Thomaes : « Je trouve aussi qu’il convient d’établir une distinction entre les marchés et les analystes. Lorsque je travaillais pour l’entreprise de télécommunication Alcatel, j’ai vu de près la bulle internet se former. Elle aurait pu être évitée si les analystes avaient mieux fait leur travail et avaient utilisé les calculs appropriés. Nous avons besoin d’analystes critiques, qui publient des rapports à contre-courant. De tels rapports sont déjà apparus au compte-gouttes à l’époque de l’engouement pour l’énergie verte. J’espère que cette tendance se poursuivra. »

Dior : « Naturellement, il faut aussi que les gens prennent le temps de lire les rapports à contre-courant. Des rapports approfondis n’empêcheront pas seuls la formation d’une bulle. Ils ne sont que l’une des pièces du puzzle. »

Les agences de notation peuvent-elles contribuer à un environnement de marché plus stable ? Et parviennent-elles actuellement à assumer suffisamment ce rôle ?

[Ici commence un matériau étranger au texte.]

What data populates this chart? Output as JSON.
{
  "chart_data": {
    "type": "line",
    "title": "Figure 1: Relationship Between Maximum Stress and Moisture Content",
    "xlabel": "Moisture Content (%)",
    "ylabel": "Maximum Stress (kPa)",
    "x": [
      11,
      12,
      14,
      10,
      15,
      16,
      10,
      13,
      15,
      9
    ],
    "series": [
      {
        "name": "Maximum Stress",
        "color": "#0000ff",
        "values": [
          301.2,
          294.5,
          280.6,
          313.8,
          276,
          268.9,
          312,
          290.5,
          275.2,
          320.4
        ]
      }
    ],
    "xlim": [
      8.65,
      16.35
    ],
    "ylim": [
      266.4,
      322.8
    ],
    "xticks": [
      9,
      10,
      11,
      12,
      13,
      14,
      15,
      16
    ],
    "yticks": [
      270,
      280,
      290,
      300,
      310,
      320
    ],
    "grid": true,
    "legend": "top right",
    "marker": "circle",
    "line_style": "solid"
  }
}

Thomaes : « La crise et les taux bas incitent les entreprises à chercher d’avantage un accès direct aux marchés financiers. C’est naturellement très attrayant, mais ce phénomène présente aussi un inconvénient : les investisseurs ne peuvent plus se baser sur le jugement d’un banquier qui a suivi l’entreprise pendant des années. Il faut lui trouver un substitut, et c’est le rôle des agences de notation. Mais il sera nécessaire de revoir en profondeur leur fonctionnement au cours des années à venir, car ce sont toutes de grandes institutions américaines. Une telle situation me semble malsaine : une diversification du paysage me paraît indispensable. »

De Bie : « Les agences de notation ont un rôle important à jouer, mais elles ne me semblent pas toujours capables de donner l’avis adéquat et de faire une juste estimation des risques. Il est rare que je sois impressionné par leurs analyses. Elles semblent pressées de ranger les émetteurs dans des compartiments et il est ensuite difficile de les en sortir. On peut également s’interroger sur leur indépendance, puisqu’elles sont rémunérées par les entités auxquelles elles attribuent une note de crédit. En ce sens, elles sont à la fois juges et parties. »

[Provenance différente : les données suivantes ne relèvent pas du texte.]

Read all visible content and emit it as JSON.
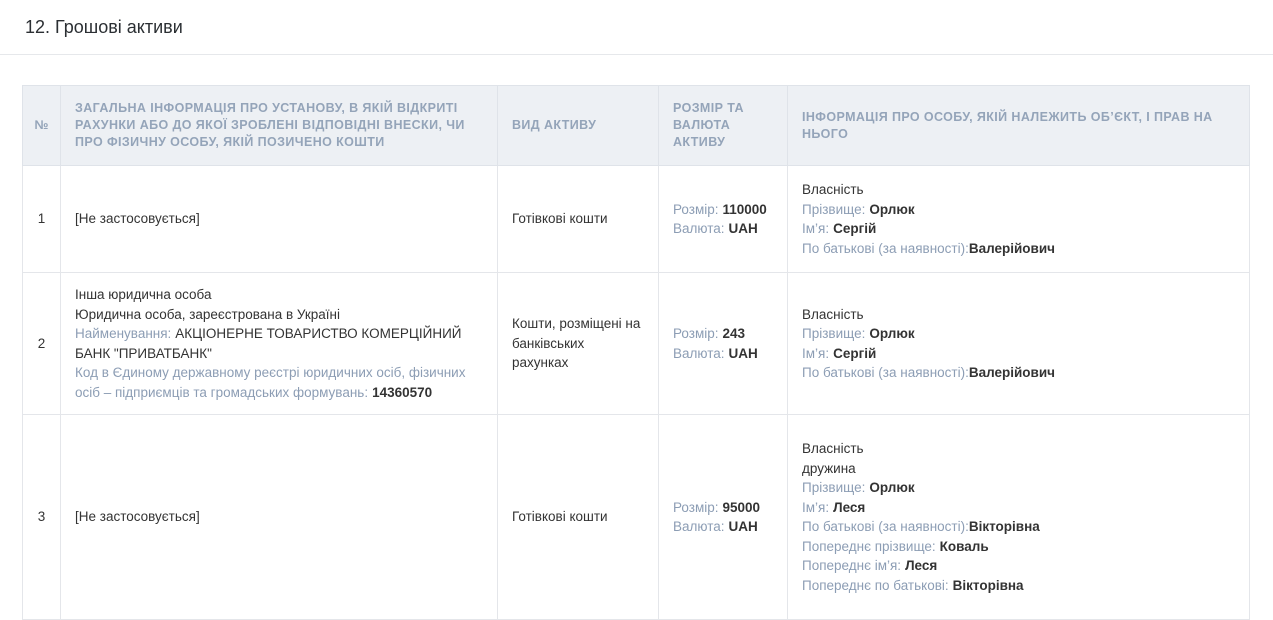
{
  "page": {
    "title": "12. Грошові активи"
  },
  "colors": {
    "header_bg": "#edf0f4",
    "header_text": "#94a4b9",
    "label_text": "#8c9db4",
    "value_text": "#333333",
    "border": "#e4e6ea"
  },
  "table": {
    "headers": {
      "num": "№",
      "info": "ЗАГАЛЬНА ІНФОРМАЦІЯ ПРО УСТАНОВУ, В ЯКІЙ ВІДКРИТІ РАХУНКИ АБО ДО ЯКОЇ ЗРОБЛЕНІ ВІДПОВІДНІ ВНЕСКИ, ЧИ ПРО ФІЗИЧНУ ОСОБУ, ЯКІЙ ПОЗИЧЕНО КОШТИ",
      "asset_type": "ВИД АКТИВУ",
      "amount": "РОЗМІР ТА ВАЛЮТА АКТИВУ",
      "owner": "ІНФОРМАЦІЯ ПРО ОСОБУ, ЯКІЙ НАЛЕЖИТЬ ОБ’ЄКТ, І ПРАВ НА НЬОГО"
    },
    "rows": [
      {
        "num": "1",
        "info_na": "[Не застосовується]",
        "asset_type": "Готівкові кошти",
        "amount": {
          "size_label": "Розмір:",
          "size_value": "110000",
          "currency_label": "Валюта:",
          "currency_value": "UAH"
        },
        "owner": {
          "right_type": "Власність",
          "surname_label": "Прізвище:",
          "surname": "Орлюк",
          "name_label": "Ім’я:",
          "name": "Сергій",
          "patronymic_label": "По батькові (за наявності):",
          "patronymic": "Валерійович"
        }
      },
      {
        "num": "2",
        "info": {
          "line1": "Інша юридична особа",
          "line2": "Юридична особа, зареєстрована в Україні",
          "name_label": "Найменування:",
          "name_value": "АКЦІОНЕРНЕ ТОВАРИСТВО КОМЕРЦІЙНИЙ БАНК \"ПРИВАТБАНК\"",
          "code_label": "Код в Єдиному державному реєстрі юридичних осіб, фізичних осіб – підприємців та громадських формувань:",
          "code_value": "14360570"
        },
        "asset_type": "Кошти, розміщені на банківських рахунках",
        "amount": {
          "size_label": "Розмір:",
          "size_value": "243",
          "currency_label": "Валюта:",
          "currency_value": "UAH"
        },
        "owner": {
          "right_type": "Власність",
          "surname_label": "Прізвище:",
          "surname": "Орлюк",
          "name_label": "Ім’я:",
          "name": "Сергій",
          "patronymic_label": "По батькові (за наявності):",
          "patronymic": "Валерійович"
        }
      },
      {
        "num": "3",
        "info_na": "[Не застосовується]",
        "asset_type": "Готівкові кошти",
        "amount": {
          "size_label": "Розмір:",
          "size_value": "95000",
          "currency_label": "Валюта:",
          "currency_value": "UAH"
        },
        "owner": {
          "right_type": "Власність",
          "relation": "дружина",
          "surname_label": "Прізвище:",
          "surname": "Орлюк",
          "name_label": "Ім’я:",
          "name": "Леся",
          "patronymic_label": "По батькові (за наявності):",
          "patronymic": "Вікторівна",
          "prev_surname_label": "Попереднє прізвище:",
          "prev_surname": "Коваль",
          "prev_name_label": "Попереднє ім’я:",
          "prev_name": "Леся",
          "prev_patronymic_label": "Попереднє по батькові:",
          "prev_patronymic": "Вікторівна"
        }
      }
    ]
  }
}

Dior : « Naturellement, les entreprises connaissent mieux leurs propres activités que les agences de notation. C’est pourquoi les agences peuvent très difficilement offrir une grande valeur ajoutée par rapport à une évaluation interne. Mais cela ne signifie pas qu’elles soient inutiles. Ainsi, la plupart des grands investisseurs n’adhèreront-ils pas à un projet sans note de crédit sur la table. C’est un fait, il faut l’accepter. D’autant qu’à l’avenir, les investisseurs auront le choix parmi une palette de produits financiers beaucoup plus large, ce qui accroîtra encore l’importance des agences de notation. C’est pourquoi il est important que plusieurs acteurs s’établissent sur le marché. Mais ils doivent alors appliquer les mêmes critères pour que les investisseurs puissent opérer une comparaison. »

L’évolution technologique recèle-t-elle également des opportunités ?

De Cock : « Bien entendu. La technologie a fait son entrée sur les marchés financiers il y a longtemps. Aujourd’hui, il est possible d’acheter et de vendre des titres en quelques nanosecondes. En outre, l’évolution d’Internet entraîne l’apparition de nouvelles initiatives, comme le ‘crowdfunding’. Cette forme de financement alternative offre assurément une plus-value, ne serait-ce que pour tester l’enthousiasme suscité par le produit que vous proposez. Il faut cependant veiller à mettre en place un cadre réglementaire adapté. Ce n’est pas suffisamment le cas aujourd’hui. »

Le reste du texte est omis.